Эолейр с усталым удивлением покачал головой:
— Я не понимаю, Джирики. Если они не могут выйти оттуда, но остальная часть Наглимунда наша, тогда ведь не о чем беспокоиться, правда?
Он уже достиг предела, пытаясь разобраться в туманных объяснениях мирных. Он хотел только, чтобы его оставили в покое, наедине с умирающей дочерью Лута.
— Я хотел бы, чтобы это было так. Но, какая бы цель ни привела их сюда, она по-прежнему неизвестна нам — и скорее всего, оставаясь вблизи от А-Джиней’Асу’е, они по-прежнему смогут делать то, ради чего пришли сюда.
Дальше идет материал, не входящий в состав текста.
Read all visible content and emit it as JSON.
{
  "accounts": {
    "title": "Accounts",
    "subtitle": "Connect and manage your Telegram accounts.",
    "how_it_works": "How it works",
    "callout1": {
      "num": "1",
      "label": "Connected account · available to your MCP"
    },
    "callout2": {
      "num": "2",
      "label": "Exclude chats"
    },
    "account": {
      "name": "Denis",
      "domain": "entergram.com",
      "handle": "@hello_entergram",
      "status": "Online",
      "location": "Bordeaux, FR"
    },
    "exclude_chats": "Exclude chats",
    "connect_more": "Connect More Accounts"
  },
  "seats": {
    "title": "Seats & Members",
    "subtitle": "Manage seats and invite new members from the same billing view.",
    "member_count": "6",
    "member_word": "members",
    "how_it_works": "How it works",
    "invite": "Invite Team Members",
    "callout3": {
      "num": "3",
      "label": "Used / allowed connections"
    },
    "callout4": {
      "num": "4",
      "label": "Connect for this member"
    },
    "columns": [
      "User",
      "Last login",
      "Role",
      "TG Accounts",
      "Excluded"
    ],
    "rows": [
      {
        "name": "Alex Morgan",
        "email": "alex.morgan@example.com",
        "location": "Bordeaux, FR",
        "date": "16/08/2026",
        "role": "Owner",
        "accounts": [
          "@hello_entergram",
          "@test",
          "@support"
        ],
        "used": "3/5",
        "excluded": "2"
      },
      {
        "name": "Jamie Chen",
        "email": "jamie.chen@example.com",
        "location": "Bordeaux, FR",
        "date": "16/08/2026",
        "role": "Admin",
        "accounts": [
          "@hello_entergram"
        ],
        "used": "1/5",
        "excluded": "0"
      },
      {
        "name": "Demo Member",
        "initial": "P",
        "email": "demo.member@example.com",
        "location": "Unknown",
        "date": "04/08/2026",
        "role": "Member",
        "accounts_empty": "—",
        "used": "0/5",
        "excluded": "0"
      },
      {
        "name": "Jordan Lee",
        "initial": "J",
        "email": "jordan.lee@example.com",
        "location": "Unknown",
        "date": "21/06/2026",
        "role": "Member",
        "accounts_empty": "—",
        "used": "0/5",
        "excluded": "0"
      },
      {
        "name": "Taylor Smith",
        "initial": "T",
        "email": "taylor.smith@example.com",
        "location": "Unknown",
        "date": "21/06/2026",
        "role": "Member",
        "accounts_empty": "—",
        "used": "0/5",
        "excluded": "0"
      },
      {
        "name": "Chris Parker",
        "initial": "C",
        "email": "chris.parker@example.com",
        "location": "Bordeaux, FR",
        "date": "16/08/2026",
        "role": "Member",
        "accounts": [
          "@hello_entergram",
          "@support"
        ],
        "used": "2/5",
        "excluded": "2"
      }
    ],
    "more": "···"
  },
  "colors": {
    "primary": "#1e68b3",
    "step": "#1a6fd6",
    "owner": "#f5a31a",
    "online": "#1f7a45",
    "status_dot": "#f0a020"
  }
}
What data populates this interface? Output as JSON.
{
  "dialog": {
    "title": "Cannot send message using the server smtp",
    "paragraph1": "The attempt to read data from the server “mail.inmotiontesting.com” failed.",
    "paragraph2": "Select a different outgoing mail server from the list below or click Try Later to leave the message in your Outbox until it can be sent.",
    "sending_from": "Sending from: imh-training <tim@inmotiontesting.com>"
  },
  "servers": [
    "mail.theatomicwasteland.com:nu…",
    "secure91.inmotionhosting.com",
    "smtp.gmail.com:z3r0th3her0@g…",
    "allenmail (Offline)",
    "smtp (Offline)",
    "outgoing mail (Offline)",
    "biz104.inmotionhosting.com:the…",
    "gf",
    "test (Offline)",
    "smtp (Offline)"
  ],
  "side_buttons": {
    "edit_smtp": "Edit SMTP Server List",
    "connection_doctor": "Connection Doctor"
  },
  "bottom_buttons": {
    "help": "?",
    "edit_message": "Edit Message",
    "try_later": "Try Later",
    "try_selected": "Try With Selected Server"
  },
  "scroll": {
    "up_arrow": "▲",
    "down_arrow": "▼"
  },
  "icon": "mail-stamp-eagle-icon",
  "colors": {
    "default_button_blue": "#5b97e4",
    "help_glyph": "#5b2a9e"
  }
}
— Так все это сражение было напрасно? — Эолейр отпустил руку Мегвин и встал. Ярость разгоралась в нем. — Напрасно? Погибло более шестидесяти храбрых эрнистирийцев, не говоря уже о твоих людях — а Мегвин… — Он беспомощно махнул рукой. — Напрасно… — Пошатываясь, он сделал несколько шагов, подняв руку, как будто хотел ударить молчаливого бессмертного. Джирики отреагировал так быстро, что Эолейр не успел даже заметить движения ситхи, когда его запястья уже мягко сжимали золотые руки. Даже в своей ярости он изумился скрытой силе Джирики.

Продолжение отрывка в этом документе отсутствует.